Tecnologia

Twitch treina a IA da Amazon com as suas transmissões por defeito e esconde o opt-out

Adrian Kessler

A definição chegou silenciosamente, escondida num menu de segurança que a maioria dos streamers nunca abre: um simples botão que decide se tudo o que transmitem se torna combustível para a inteligência artificial da Amazon. Na Twitch, esse botão já vem ligado de fábrica. Para impedir que o teu trabalho entre nos dados de treino, tens de saber que existe, encontrá-lo e desligá-lo tu próprio.

Esta é a parte que os guias de como desativar costumam omitir. A opção de desativar não é a história. A predefinição é a história, e também o é a razão que a empresa apresenta para a mesma.

Questionado numa live da empresa sobre porque é que a funcionalidade vem ativada em vez de desativada, o chief product officer da Twitch, Mike Minton, não recorreu à linguagem habitual sobre capacitação do utilizador. “Se fosse opt-in, ninguém optava”, disse. “Essa é honestamente a resposta. Portanto, vai estar ativada por defeito.” É algo raro: um executivo a descrever, em voz alta, um mecanismo de consentimento construído para suprimir o consentimento.

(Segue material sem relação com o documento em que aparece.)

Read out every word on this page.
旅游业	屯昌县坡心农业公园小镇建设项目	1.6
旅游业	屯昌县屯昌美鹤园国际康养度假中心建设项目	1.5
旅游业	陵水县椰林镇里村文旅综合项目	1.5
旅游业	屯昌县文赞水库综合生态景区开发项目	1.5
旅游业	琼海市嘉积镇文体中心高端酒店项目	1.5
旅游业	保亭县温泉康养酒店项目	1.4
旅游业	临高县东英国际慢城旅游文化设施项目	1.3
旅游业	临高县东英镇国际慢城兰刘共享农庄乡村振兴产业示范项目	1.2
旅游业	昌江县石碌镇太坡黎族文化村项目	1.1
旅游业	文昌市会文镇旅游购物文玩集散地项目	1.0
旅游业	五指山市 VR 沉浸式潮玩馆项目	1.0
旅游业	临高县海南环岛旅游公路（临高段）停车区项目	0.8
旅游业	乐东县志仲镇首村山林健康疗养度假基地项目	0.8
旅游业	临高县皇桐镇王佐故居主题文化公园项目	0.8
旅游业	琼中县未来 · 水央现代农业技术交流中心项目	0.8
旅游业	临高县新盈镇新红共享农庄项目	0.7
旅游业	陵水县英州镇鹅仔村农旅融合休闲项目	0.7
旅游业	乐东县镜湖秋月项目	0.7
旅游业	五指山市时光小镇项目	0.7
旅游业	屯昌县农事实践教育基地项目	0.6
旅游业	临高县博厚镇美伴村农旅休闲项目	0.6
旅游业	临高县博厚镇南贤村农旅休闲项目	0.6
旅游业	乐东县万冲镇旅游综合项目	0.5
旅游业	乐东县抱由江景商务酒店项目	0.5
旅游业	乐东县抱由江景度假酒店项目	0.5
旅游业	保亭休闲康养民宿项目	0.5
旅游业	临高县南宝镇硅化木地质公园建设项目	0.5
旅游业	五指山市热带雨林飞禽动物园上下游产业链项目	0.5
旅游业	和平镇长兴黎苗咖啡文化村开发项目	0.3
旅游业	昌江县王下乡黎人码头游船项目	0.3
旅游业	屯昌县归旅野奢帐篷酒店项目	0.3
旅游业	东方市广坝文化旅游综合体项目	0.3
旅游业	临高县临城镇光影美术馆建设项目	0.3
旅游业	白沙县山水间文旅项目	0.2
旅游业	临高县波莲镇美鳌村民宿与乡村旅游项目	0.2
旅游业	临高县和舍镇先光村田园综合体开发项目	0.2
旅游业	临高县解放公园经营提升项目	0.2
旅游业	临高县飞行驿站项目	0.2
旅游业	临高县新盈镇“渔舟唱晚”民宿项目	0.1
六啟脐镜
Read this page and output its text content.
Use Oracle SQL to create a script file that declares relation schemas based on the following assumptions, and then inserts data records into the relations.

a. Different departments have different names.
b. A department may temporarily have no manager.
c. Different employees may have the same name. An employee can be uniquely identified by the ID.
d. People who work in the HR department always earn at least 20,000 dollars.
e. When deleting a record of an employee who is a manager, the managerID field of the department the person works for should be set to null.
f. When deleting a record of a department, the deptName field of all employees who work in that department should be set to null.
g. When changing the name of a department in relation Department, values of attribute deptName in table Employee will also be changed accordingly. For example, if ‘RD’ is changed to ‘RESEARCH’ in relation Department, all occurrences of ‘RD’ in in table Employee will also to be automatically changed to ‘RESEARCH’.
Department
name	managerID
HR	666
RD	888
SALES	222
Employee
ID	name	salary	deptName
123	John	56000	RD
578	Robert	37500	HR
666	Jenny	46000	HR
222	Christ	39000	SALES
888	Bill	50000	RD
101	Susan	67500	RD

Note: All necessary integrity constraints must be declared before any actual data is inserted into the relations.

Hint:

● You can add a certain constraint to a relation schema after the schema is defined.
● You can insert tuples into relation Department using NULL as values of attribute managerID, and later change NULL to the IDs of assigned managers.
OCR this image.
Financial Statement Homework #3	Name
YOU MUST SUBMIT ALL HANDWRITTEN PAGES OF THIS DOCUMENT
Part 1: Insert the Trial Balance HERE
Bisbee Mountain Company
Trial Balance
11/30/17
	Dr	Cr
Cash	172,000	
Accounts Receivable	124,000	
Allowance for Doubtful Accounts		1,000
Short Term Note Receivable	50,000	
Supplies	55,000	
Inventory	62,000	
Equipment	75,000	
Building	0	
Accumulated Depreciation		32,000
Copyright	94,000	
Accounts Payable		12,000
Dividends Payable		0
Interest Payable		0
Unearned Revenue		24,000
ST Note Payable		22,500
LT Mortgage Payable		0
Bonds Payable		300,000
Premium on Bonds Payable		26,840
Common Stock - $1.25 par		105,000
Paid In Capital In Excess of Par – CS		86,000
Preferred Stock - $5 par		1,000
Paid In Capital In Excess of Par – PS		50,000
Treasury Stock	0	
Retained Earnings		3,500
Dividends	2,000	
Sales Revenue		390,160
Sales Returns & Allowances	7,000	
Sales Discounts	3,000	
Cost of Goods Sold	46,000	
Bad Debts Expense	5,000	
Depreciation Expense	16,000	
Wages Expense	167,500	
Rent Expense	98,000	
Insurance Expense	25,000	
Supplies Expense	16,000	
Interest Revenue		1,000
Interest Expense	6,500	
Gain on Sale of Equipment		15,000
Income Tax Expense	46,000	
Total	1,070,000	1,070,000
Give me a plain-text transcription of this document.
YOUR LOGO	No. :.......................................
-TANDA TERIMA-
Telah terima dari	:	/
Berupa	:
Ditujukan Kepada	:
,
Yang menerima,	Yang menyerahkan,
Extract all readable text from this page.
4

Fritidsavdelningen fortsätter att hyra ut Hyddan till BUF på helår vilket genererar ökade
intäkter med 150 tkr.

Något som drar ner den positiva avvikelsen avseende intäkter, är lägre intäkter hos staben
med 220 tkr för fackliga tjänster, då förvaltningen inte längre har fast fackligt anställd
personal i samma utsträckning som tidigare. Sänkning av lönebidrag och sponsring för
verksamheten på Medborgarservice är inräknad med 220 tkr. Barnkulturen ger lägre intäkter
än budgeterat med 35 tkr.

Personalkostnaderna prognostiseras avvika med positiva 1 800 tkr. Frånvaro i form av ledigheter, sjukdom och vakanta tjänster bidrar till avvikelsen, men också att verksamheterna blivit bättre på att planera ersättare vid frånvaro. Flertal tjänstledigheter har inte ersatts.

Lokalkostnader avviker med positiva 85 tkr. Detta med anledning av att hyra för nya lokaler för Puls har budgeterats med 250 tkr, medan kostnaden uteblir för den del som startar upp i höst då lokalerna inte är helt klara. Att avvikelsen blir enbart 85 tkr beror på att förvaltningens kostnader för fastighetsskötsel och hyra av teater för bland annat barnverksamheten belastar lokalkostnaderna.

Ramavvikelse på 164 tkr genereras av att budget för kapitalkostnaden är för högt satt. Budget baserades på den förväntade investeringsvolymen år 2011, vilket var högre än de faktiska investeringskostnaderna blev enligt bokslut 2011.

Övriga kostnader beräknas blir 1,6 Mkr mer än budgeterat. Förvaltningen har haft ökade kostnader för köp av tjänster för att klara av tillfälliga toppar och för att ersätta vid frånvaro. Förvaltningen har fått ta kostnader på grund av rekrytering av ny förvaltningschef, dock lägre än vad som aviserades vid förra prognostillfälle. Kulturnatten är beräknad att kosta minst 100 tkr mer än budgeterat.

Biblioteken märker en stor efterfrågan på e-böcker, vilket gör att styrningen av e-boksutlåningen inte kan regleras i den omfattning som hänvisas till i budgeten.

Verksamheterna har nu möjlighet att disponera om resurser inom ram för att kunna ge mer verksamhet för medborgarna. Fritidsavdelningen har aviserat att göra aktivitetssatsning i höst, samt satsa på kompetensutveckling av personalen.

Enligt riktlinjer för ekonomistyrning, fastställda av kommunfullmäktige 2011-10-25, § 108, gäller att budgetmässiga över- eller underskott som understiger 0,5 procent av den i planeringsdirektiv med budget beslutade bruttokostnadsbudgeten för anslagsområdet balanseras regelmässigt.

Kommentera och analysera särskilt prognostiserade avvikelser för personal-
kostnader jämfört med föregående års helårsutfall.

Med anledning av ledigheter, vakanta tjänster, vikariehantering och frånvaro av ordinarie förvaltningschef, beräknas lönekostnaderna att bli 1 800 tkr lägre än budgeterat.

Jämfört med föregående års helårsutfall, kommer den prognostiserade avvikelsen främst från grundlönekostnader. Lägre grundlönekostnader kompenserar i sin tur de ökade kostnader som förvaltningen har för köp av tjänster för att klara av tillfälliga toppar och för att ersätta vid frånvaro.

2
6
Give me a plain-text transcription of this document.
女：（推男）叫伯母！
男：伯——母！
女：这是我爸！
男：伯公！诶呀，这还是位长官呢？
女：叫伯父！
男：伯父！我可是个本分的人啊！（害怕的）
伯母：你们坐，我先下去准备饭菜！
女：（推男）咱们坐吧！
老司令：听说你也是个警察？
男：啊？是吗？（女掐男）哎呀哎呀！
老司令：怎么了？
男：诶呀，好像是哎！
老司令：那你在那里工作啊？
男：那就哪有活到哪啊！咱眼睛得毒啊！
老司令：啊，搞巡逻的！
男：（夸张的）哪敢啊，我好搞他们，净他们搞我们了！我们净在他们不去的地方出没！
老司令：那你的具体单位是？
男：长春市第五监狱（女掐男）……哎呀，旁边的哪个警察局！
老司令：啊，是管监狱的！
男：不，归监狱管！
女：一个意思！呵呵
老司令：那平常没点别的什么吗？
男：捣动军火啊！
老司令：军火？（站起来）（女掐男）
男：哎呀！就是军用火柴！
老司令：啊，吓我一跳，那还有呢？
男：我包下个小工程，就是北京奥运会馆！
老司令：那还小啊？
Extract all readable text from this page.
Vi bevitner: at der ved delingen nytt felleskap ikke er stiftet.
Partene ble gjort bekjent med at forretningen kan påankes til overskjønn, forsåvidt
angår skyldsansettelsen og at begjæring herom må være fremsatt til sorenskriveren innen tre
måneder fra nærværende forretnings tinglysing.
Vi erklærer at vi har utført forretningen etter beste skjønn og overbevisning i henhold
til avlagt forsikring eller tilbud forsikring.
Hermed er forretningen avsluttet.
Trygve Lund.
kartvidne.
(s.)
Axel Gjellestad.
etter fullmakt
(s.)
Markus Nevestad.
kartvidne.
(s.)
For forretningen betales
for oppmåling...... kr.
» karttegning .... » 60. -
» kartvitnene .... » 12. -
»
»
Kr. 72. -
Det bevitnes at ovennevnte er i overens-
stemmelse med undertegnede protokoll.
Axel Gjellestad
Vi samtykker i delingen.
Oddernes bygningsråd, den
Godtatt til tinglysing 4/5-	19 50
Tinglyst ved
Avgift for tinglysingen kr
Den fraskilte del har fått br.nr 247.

O que conta como dados de treino aqui é praticamente tudo. Pelas próprias contas da Twitch, as streams de um canal, transmissões passadas, clips, destaques, chat, e o texto e imagens na página podem todos ser usados para ensinar modelos da Amazon cuja função declarada é gerar ou sintetizar texto, áudio, imagens e vídeo. A empresa que possui a plataforma obtém um corpus continuamente atualizado de performance humana ao vivo. As pessoas que o geram recebem um interruptor sobre o qual nunca foram informadas.

Enquadra-se como o que está a acontecer à Amazon em vez de ao streamer, e a forma muda. A Amazon não está a raspar um site rival. É dona do tubo, da audiência e agora do feed de treino, e transformou uma década de trabalho de criadores num fosso de dados proprietário para modelos que um dia poderão gerar exatamente o conteúdo que esses criadores vendem. A opção de desativar é a pista. Apenas rege o treino futuro, não os anos já acumulados, e Minton admitiu não saber o que foi feito com esse material. “Na verdade, não sei a resposta a essa pergunta”, disse.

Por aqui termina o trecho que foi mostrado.